The secret to not getting bored is to prep neutral components and then change their direction at the last minute with sauce and spice. The same pot of chickpeas becomes:

- Hummus, blended with garlic, lemon, and (on oil days) tahini and olive oil
- Channa masala, simmered with tomato and Indian spices over rice
- A grain bowl, tossed with bulgur, pickles, and herbs
- Roasted crunchy chickpeas, a high-protein snack for the lunch box

The same lentils become soup one day, dal over rice the next, and a cold lentil salad with vinegar and onion the day after. Prep the building blocks; vary the seasoning. That is the whole trick.

WHAT KEEPS AND WHAT DOESN'T

Plan around the shelf life so nothing is wasted.

Keeps well (5+ days, refrigerated): cooked beans and lentils, cooked grains, soups and stews (often better on day three), roasted root vegetables, braised cabbage, marinated or pickled vegetables, tomato-based sauces, hummus.

Doesn't keep — make fresh or near-serving: delicate salad greens, anything fried or crisp (it goes soft), fresh herbs as garnish, avocado. Cook these the day you eat them, or keep components separate and combine on the plate.

FREEZER STAPLES

Your freezer is a working person's best ally during a long fast. Portion and freeze:

- Cooked beans in meal-sized bags, laid flat
- Soups and dals in single portions
- Cooked rice (freezes and reheats far better than people expect)
- Frozen spinach, peas, and mixed vegetables, bought ready-frozen, to bulk out any dish in minutes

A freezer full of labeled portions means that even on a week you fail to prep, you are still covered. Pull a soup at breakfast, and it is thawed by dinner.

LUNCH-BOX IDEAS

Pack the night before so mornings are nothing:

- Grain bowl: rice or bulgur, beans, roasted vegetables, pickles, a drizzle of dressing kept separate (oil days) or a squeeze of lemon (strict days)
- Soup or dal in a thermos, with bread
- Hummus, flatbread, and cut vegetables — no reheating needed
- Cold lentil or bean salad with vinegar, onion, and parsley

REHEATING WITHOUT OIL ON STRICT DAYS

On strict (xerophagy) days the fast excludes oil, so do not reheat in a skillet with oil out of habit. Instead:

- Microwave with a splash of water and a lid to steam, keeping things moist
- Reheat soups and stews gently on the stove in their own broth
- Add brightness without fat: lemon, vinegar, soy sauce, fresh herbs, hot sauce, mustard
- Keep your dressings and tahini in a separate container, to be added only on oil days

Hold the fasting rules clearly through all of this: no meat, dairy, or eggs; fish only on fish days; shellfish is permitted on every fasting day, so frozen shrimp is a fine prep protein if your week includes it; oil and wine only on permitted days. Cooking ahead makes it easier, not harder, to keep these straight — you decide once, with a clear head on Sunday, instead of improvising while hungry and tired.

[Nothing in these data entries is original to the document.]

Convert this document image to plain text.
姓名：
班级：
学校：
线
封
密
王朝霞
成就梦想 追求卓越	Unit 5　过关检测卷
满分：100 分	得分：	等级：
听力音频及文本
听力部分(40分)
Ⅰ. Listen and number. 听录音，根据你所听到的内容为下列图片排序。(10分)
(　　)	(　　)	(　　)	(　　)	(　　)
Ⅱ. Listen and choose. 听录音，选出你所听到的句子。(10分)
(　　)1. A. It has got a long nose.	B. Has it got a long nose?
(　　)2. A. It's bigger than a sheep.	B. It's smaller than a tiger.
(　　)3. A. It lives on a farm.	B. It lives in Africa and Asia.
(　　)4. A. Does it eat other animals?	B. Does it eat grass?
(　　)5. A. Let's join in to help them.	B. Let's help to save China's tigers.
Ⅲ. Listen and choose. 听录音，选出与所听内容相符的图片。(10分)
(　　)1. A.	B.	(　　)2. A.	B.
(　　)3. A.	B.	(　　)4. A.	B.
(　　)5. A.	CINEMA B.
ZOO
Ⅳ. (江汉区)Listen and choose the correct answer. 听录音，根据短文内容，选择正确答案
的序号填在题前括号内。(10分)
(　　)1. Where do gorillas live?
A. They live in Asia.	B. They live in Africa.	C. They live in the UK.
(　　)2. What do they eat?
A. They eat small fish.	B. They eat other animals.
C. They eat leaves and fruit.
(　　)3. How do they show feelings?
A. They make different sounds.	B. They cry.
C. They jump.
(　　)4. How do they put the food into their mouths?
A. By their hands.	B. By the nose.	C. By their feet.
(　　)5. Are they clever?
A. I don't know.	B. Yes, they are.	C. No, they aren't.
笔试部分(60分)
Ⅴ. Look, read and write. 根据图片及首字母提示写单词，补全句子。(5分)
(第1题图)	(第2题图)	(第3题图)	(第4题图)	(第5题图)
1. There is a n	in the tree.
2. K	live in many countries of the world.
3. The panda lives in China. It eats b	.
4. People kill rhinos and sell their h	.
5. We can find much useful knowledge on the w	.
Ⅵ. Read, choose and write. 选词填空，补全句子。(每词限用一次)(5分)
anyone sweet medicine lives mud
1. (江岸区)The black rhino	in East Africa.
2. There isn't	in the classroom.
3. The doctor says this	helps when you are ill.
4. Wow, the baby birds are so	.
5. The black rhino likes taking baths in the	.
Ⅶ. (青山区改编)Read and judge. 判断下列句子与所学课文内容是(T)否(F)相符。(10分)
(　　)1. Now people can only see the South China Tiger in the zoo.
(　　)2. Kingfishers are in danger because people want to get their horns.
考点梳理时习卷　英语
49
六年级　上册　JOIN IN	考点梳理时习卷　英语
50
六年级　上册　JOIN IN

Meal prep is not a productivity hack borrowed from secular life. It is simple foresight, the same foresight that fills a monastery cellar before Great Lent. Cook the big pots, stock the freezer, pack the night before, and the fast stops being a nightly battle and becomes what it should be: a quiet, well-fed background to the work of prayer. As always, on questions of how strictly to keep the fast in your own situation, ask your priest or spiritual father.